Modeling Ketamine Effects on Synaptic Plasticity During the Mismatch Negativity
Cerebral Cortex – August 08, 2012
Source: OpenAlex
Summary
Ketamine significantly alters brain neuroplasticity, specifically affecting synaptic plasticity by targeting the NMDA receptor. Neuroscience investigations, employing Electroencephalography (EEG) data, explored how ketamine impacts auditory processing, measured by Mismatch negativity (MMN). This work, relevant to Functional Brain Connectivity Studies, revealed ketamine's effects on synaptic plasticity correlated with impairments in Psychology-related cognitive functions. Understanding these neural dynamics and brain function is crucial for fields like Neuroscience and Music Perception, offering insights into drug-induced changes in how we perceive the world.
Abstract
This paper presents a model-based investigation of mechanisms underlying the reduction of mismatch negativity (MMN) amplitudes under the NMDA-receptor antagonist ketamine. We applied dynamic causal modeling and Bayesian model selection to data from a recent ketamine study of the roving MMN paradigm, using a cross-over, double-blind, placebo-controlled design.
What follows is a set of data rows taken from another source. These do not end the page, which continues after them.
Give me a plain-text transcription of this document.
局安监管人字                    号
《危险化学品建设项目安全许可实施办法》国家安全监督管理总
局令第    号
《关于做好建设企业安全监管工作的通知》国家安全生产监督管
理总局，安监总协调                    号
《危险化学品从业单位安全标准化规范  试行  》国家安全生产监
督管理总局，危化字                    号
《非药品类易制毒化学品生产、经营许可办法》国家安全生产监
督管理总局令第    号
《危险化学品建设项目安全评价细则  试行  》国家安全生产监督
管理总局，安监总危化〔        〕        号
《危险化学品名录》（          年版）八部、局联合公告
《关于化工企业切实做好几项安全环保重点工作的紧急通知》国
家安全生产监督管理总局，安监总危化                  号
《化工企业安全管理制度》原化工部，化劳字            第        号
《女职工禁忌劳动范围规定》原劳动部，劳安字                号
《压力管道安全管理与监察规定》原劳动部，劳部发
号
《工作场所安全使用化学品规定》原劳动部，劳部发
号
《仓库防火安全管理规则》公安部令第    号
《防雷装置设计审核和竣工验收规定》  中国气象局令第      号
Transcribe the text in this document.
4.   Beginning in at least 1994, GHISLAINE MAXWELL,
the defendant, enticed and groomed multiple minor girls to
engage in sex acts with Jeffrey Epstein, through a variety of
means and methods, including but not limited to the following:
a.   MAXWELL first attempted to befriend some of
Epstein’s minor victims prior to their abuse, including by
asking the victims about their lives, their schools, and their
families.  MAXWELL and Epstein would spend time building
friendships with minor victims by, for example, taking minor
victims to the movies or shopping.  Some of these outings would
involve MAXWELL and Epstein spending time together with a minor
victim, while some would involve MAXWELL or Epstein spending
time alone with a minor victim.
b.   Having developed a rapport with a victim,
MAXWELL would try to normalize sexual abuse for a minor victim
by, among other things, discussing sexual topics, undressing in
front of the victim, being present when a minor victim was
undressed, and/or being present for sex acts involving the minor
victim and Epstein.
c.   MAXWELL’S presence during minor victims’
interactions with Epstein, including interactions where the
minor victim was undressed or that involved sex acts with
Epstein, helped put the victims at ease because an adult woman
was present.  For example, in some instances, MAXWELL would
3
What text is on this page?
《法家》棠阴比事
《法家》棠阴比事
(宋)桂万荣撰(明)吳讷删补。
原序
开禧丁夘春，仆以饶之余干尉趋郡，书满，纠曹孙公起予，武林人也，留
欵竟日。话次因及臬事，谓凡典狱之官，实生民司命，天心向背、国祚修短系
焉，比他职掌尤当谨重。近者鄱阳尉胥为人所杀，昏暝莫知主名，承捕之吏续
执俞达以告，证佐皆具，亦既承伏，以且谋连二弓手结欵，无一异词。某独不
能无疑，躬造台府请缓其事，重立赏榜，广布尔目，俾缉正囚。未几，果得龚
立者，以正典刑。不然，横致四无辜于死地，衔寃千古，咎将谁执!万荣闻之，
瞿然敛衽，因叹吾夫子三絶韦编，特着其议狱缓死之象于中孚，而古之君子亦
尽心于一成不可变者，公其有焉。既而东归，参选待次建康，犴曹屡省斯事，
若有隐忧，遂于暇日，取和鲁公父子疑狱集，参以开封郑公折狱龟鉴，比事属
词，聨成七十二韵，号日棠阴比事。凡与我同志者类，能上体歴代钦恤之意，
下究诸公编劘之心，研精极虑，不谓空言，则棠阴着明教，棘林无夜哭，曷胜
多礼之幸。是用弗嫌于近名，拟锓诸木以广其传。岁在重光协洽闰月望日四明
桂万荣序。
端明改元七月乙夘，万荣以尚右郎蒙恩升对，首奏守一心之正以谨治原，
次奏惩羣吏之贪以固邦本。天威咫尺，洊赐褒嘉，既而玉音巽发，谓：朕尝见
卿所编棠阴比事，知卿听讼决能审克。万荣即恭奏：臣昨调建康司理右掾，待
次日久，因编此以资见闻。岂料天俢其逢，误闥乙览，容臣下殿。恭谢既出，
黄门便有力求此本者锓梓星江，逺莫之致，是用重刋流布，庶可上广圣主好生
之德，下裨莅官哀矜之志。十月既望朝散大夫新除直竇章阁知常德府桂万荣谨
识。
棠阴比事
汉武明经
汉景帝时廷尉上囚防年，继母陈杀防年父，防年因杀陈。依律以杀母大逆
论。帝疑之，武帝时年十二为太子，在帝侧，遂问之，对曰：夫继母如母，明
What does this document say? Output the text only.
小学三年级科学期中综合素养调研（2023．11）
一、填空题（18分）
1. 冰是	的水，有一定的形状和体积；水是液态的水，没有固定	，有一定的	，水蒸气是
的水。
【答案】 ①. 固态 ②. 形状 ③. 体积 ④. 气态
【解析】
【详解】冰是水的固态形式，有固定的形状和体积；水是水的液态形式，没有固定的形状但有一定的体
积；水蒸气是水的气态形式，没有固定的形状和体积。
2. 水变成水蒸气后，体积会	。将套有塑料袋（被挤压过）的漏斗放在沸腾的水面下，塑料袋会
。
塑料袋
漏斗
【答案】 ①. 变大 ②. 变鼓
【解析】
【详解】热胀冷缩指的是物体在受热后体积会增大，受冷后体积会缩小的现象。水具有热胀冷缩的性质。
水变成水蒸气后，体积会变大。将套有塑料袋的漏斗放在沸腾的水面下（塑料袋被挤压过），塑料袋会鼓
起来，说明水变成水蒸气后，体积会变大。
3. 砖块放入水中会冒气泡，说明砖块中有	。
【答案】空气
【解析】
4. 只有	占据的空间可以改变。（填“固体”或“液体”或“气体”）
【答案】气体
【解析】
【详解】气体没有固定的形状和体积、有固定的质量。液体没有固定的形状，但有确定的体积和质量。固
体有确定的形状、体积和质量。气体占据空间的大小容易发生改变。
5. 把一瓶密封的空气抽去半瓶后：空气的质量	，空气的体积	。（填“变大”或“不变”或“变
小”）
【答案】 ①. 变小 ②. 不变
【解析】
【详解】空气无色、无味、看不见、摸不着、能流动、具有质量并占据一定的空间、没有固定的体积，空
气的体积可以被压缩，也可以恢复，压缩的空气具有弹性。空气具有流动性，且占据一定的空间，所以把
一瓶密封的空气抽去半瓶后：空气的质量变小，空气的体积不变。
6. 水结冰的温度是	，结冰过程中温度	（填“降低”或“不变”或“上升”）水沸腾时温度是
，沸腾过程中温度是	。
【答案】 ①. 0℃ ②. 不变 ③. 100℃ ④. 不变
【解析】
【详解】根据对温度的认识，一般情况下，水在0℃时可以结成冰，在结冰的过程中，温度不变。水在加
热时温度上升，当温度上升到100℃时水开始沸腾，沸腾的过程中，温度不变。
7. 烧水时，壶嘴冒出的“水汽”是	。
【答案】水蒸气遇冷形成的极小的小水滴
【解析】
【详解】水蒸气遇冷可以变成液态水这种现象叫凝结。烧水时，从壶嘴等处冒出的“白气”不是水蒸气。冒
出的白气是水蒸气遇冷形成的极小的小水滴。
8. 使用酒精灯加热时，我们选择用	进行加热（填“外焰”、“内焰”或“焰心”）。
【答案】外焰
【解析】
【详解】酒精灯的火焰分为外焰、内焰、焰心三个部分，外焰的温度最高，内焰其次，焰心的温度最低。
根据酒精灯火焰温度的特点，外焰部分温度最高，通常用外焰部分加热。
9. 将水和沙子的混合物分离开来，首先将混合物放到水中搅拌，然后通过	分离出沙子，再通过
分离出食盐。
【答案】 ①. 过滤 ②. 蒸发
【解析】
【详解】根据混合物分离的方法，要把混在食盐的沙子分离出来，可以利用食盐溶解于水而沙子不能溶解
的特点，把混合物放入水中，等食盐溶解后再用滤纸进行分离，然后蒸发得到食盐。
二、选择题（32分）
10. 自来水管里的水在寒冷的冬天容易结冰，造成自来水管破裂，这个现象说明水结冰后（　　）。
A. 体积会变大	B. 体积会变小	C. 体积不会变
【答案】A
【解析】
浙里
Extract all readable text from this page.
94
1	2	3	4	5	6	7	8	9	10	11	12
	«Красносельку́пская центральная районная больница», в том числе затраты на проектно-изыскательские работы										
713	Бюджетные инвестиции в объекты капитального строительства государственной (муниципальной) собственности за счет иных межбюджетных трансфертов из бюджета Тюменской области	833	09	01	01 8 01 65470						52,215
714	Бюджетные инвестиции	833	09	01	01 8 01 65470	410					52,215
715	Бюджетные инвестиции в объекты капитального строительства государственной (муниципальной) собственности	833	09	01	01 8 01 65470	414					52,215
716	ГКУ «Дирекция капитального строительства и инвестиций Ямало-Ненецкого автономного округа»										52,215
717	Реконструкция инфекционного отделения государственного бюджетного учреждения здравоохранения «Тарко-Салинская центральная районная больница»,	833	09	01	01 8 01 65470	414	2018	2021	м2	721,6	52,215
Our modeling was guided by a predictive coding framework that unifies contemporary "adaptation" and "model adjustment" MMN theories. Comparing a series of dynamic causal models that allowed for different expressions of neuronal adaptation and synaptic plasticity, we obtained 3 major results: 1) We replicated previous results that both adaptation and short-term plasticity are necessary to explain MMN generation per se; 2) we found significant ketamine effects on synaptic plasticity, but not adaptation, and a selective ketamine effect on the forward connection from left primary auditory cortex to superior temporal gyrus; 3) this model-based estimate of ketamine effects on synaptic plasticity correlated significantly with ratings of ketamine-induced impairments in cognition and control. Our modeling approach thus suggests a concrete mechanism for ketamine effects on MMN that correlates with drug-induced psychopathology. More generally, this demonstrates the potential of modeling for inferring on synaptic physiology, and its pharmacological modulation, from electroencephalography data.